Dieses Talent, Pop mit einer geradezu kühnen Offenheit in den Texten und erstaunlichem Einfallsreichtum in den Produktionen zu vereinen, findet sich in allen acht Tracks dieses Albums. Der Auftakt Cross Yourself scheint den Irgendwie-Latin-Unter-Wasser-Sound, den Smoke City für ihren 90er-Hit Underwater Love erfunden haben, mit der doppelbödigen Niedlichkeit von Lily Allen zu paaren, das Ergebnis wird flirty und tiefgründig, bis ganz am Ende des Songs der Harmoniegesang von Megan Markwick und Lily Somerville im Acappella-Gewand strahlen darf.
Die erste Zeile von cbb to b sad lautet „Well, I hate myself“, und auch später kontrastiert der Text („I’m so lonely next to your body“, „Maybe I’m just mad“) spektakulär mit der Leichtigkeit des vor allem von vielen Percussions geprägten Beats. waiting 17 03 besteht aus 162 vergleichsweise reduzierten Sekunden, die sich sehr reizvoll rund um den Gedanken „I’m not lonely / but why are you taking your time?“ ranken. Obsessed, bei dessen Produktion Kiran Kai unterstützt hat, thematisiert die Untauglichkeit von Monogamie mit einer jazzigen Gitarre im Hintergrund und dem Gefühl von Verwirrung, aber auch Lebendigkeit, das mit dem ewigen Rätselraten um Betrug, Bestimmung und Begehren einher geht.
Knocked Up ist einer von mehreren Songs, in denen der Begriff erwähnt wird, der diesem Album den Titel gegeben hat. „I light a candle for my own self / I light a candle for my own shame“, heißt es darin, auch das ist natürlich programmatisch angesichts der Entschlossenheit, die eigenen Fehltritte und Macken als das anerkennen zu können, was sie letztlich sind: normal. Das Lied ist mit einer schönen Klavierfigur, melancholischer Stimmung und verführerischem Sprechgesang eine „sehr, sehr verletzliche Umsetzung einer Menge jüngerer Scham und der Versuch, einen Sinn darin zu finden, woher diese Scham in der eigenen Kindheit kommt.

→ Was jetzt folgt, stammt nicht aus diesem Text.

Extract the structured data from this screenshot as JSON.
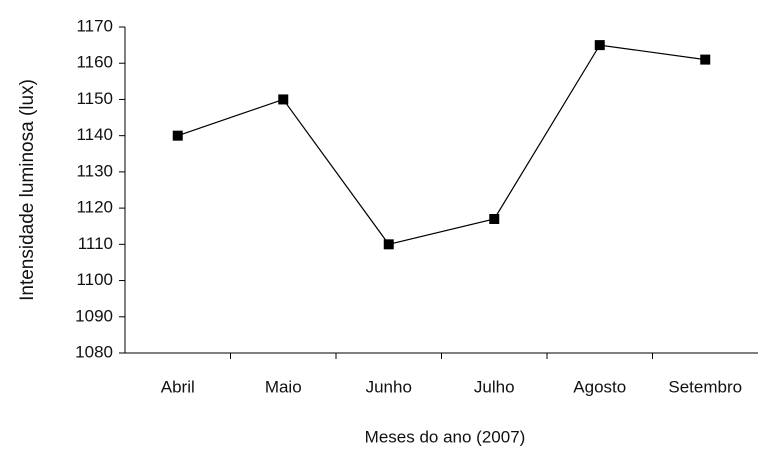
{
  "chart_data": {
    "type": "line",
    "x_label": "Meses do ano (2007)",
    "y_label": "Intensidade luminosa (lux)",
    "categories": [
      "Abril",
      "Maio",
      "Junho",
      "Julho",
      "Agosto",
      "Setembro"
    ],
    "series": [
      {
        "name": "Intensidade luminosa",
        "color": "#000000",
        "values": [
          1140,
          1150,
          1110,
          1117,
          1165,
          1161
        ]
      }
    ],
    "ylim": [
      1080,
      1170
    ],
    "yticks": [
      1080,
      1090,
      1100,
      1110,
      1120,
      1130,
      1140,
      1150,
      1160,
      1170
    ],
    "grid": false
  }
}
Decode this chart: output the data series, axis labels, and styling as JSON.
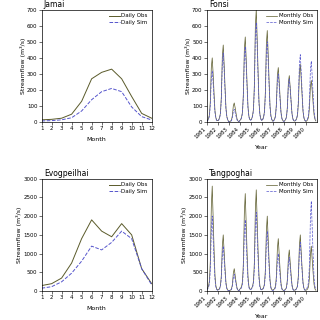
{
  "jamai": {
    "title": "Jamai",
    "xlabel": "Month",
    "ylabel": "Streamflow (m³/s)",
    "obs": [
      15,
      18,
      25,
      50,
      130,
      270,
      310,
      330,
      270,
      160,
      55,
      25
    ],
    "sim": [
      8,
      10,
      15,
      28,
      70,
      140,
      190,
      210,
      190,
      95,
      35,
      14
    ],
    "ylim": [
      0,
      700
    ],
    "yticks": [
      0,
      100,
      200,
      300,
      400,
      500,
      600,
      700
    ],
    "legend_obs": "Daily Obs",
    "legend_sim": "Daily Sim"
  },
  "fonsi": {
    "title": "Fonsi",
    "xlabel": "Year",
    "ylabel": "Streamflow (m³/s)",
    "ylim": [
      0,
      700
    ],
    "yticks": [
      0,
      100,
      200,
      300,
      400,
      500,
      600,
      700
    ],
    "legend_obs": "Monthly Obs",
    "legend_sim": "Monthly Sim",
    "start_year": 1981,
    "end_year": 1990,
    "xtick_years": [
      1981,
      1982,
      1983,
      1984,
      1985,
      1986,
      1987,
      1988,
      1989,
      1990
    ],
    "obs_peaks": [
      400,
      480,
      120,
      530,
      700,
      570,
      340,
      290,
      360,
      260
    ],
    "sim_peaks": [
      320,
      430,
      80,
      470,
      620,
      500,
      300,
      270,
      420,
      380
    ]
  },
  "evogpeilhai": {
    "title": "Evogpeilhai",
    "xlabel": "Month",
    "ylabel": "Streamflow (m³/s)",
    "obs": [
      150,
      200,
      350,
      750,
      1400,
      1900,
      1600,
      1450,
      1800,
      1500,
      600,
      200
    ],
    "sim": [
      80,
      120,
      250,
      480,
      800,
      1200,
      1100,
      1300,
      1600,
      1400,
      600,
      170
    ],
    "ylim": [
      0,
      3000
    ],
    "yticks": [
      0,
      500,
      1000,
      1500,
      2000,
      2500,
      3000
    ],
    "legend_obs": "Daily Obs",
    "legend_sim": "Daily Sim"
  },
  "tangpoghai": {
    "title": "Tangpoghai",
    "xlabel": "Year",
    "ylabel": "Streamflow (m³/s)",
    "ylim": [
      0,
      3000
    ],
    "yticks": [
      0,
      500,
      1000,
      1500,
      2000,
      2500,
      3000
    ],
    "legend_obs": "Monthly Obs",
    "legend_sim": "Monthly Sim",
    "start_year": 1981,
    "end_year": 1990,
    "xtick_years": [
      1981,
      1982,
      1983,
      1984,
      1985,
      1986,
      1987,
      1988,
      1989,
      1990
    ],
    "obs_peaks": [
      2800,
      1500,
      600,
      2600,
      2700,
      2000,
      1400,
      1100,
      1500,
      1200
    ],
    "sim_peaks": [
      2000,
      1200,
      450,
      1900,
      2100,
      1600,
      1000,
      900,
      1300,
      2400
    ]
  },
  "obs_color": "#5a5a2a",
  "sim_color": "#5555cc",
  "background_color": "#ffffff",
  "fontsize_title": 5.5,
  "fontsize_label": 4.5,
  "fontsize_tick": 4,
  "fontsize_legend": 4
}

Es geht um die Geschichte, die man sich selbst erzählt, und darum, sie ruhen zu lassen. Nicht, um sich davon zu distanzieren, sondern um zu akzeptieren, dass sie nicht mehr die Macht hat, die sie einst hatte“, erklärt Somerville.

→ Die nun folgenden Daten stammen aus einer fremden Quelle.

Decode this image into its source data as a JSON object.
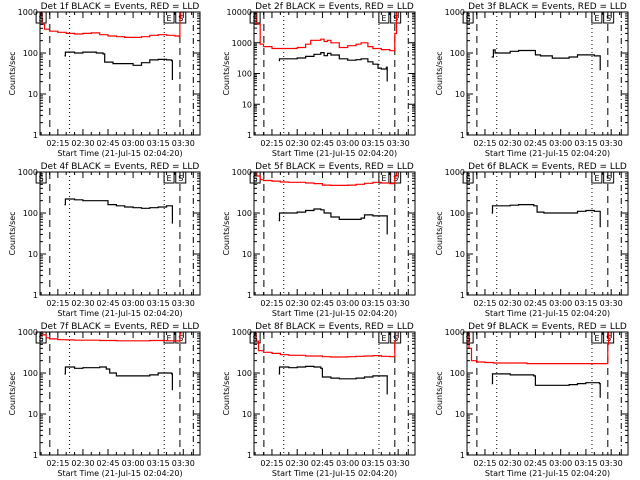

Eindeutig geistesverwandt mit diesem Song ist der Album-Abschluss Midland’s Guilt: Die Uni, an der sich die beiden Künstlerinnen getroffen haben, steht zwar in Cornwall und IDER werden als Band aus London begriffen und vermarktet, doch das Zuhause von Somerville ist die 75.000-Einwohner-Stadt Tamworth in der Nähe von Birmingham und damit im wohl uncoolsten Teil des UK. “My Midland’s guilt is with me all the same, pray I see the day I make it home to die”, singt sie darin mit Auto-Tune-Stimme, begleitet von E-Piano und verfremdeten Streichern. Auch hier kann man eine Fragilität erleben, die mit sich im Reinen ist und letztlich als Stärke interpretiert wird. Das gilt auch für das geheimnisvolle und vielschichtige Embarrassed, ebenso wie für Shame und IDER insgesamt: Es sind unsere Schwächen, die uns menschlich machen.